Spire.Office Knowledgebase | E-iceblue

Want to count the frequency of words in a Word document? Whether you're analyzing content, generating reports, or building a document tool, Python makes it easy to find how often a specific word appears—across the entire document, within specific sections, or even in individual paragraphs. In this guide, you’ll learn how to use Python to count word occurrences accurately and efficiently, helping you extract meaningful insights from your Word files without manual effort.

Count Frequency of Words in Word with Python

In this tutorial, we’ll use Spire.Doc for Python, a powerful and easy-to-use library for Word document processing. It supports a wide range of features like reading, editing, and analyzing DOCX files programmatically—without requiring Microsoft Office.

You can install it via pip:

pip install spire.doc

Let’s see how it works in practice, starting with counting word frequency in an entire Word document.

How to Count Frequency of Words in an Entire Word Document

Let’s start by learning how to count how many times a specific word or phrase appears in an entire Word document.

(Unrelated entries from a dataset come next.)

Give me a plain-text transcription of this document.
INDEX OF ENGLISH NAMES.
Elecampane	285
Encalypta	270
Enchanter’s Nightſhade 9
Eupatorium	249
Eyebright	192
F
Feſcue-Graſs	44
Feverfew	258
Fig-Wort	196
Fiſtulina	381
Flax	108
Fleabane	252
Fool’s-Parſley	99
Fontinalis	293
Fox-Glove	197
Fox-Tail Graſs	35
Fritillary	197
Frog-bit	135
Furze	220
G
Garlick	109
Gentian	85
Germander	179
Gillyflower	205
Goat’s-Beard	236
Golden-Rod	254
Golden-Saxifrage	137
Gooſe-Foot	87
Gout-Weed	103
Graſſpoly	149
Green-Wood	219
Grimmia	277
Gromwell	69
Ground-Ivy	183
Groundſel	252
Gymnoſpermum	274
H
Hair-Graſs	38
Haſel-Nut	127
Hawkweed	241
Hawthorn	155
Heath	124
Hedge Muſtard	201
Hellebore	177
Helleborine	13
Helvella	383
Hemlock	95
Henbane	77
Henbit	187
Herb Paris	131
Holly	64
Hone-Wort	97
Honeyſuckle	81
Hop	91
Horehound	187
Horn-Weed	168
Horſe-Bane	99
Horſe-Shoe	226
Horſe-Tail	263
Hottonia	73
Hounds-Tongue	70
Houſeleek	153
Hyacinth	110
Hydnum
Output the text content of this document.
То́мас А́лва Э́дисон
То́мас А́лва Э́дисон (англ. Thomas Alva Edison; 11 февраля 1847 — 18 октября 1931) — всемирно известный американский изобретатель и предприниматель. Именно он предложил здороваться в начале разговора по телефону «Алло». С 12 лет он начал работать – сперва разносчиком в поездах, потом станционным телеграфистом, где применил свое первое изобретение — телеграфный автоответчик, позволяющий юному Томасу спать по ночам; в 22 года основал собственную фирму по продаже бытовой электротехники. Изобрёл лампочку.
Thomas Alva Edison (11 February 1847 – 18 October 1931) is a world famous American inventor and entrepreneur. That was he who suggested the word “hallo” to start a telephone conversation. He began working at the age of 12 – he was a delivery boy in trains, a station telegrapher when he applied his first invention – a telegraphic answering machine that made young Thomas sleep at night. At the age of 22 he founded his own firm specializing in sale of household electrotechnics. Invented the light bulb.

This is a common task—imagine you need to check how often the word "contract" appears in a 50-page file.
With the FindAllString() method from Spire.Doc for Python, you can quickly search through the entire document and get an exact count in just a few lines of code—saving you both time and effort.

Steps to count the frequency of a word in the entire Word document:

  • Create an object of Document class and read a source Word document.
  • Specify the keyword to find.
  • Find all occurrences of the keyword in the document using Document.FindAllString() method.
  • Count the number of matches and print it out.

The following code shows how to count the frequency of the keyword "AI-Generated Art" in the entire Word document:

from spire.doc import *
from spire.doc.common import *

# Create a Document object
document = Document()

# Load a Word document
document.LoadFromFile("E:/Administrator/Python1/input/AI-Generated Art.docx")

# Customize the keyword to find
keyword = "AI-Generated Art"

# Find all matches (False: distinguish case; True: full text search)
textSelections = document.FindAllString(keyword, False, True)

# Count the number of matches
count = len(textSelections)

# Print the result
print(f'"{keyword}" appears {count} times in the entire document.')

# Close the document
document.Close()

Count Frequency of Word in the Entire Document with Python

How to Count Word Frequency by Section in a Word Document Using Python

A Word document is typically divided into multiple sections, each containing its own paragraphs, tables, and other elements. Sometimes, instead of counting a word's frequency across the entire document, you may want to know how often it appears in each section. To achieve this, we’ll loop through all the document sections and search for the target word within each one. Let’s see how to count word frequency by section using Python.

Steps to count the frequency of a word by section in Word documents:

  • Create a Document object and load the Word file.
  • Define the target keyword to search.
  • Loop through all sections in the document. Within each section, loop through all paragraphs.
  • Use regular expressions to count keyword occurrences.
  • Accumulate and print the count for each section and the total count.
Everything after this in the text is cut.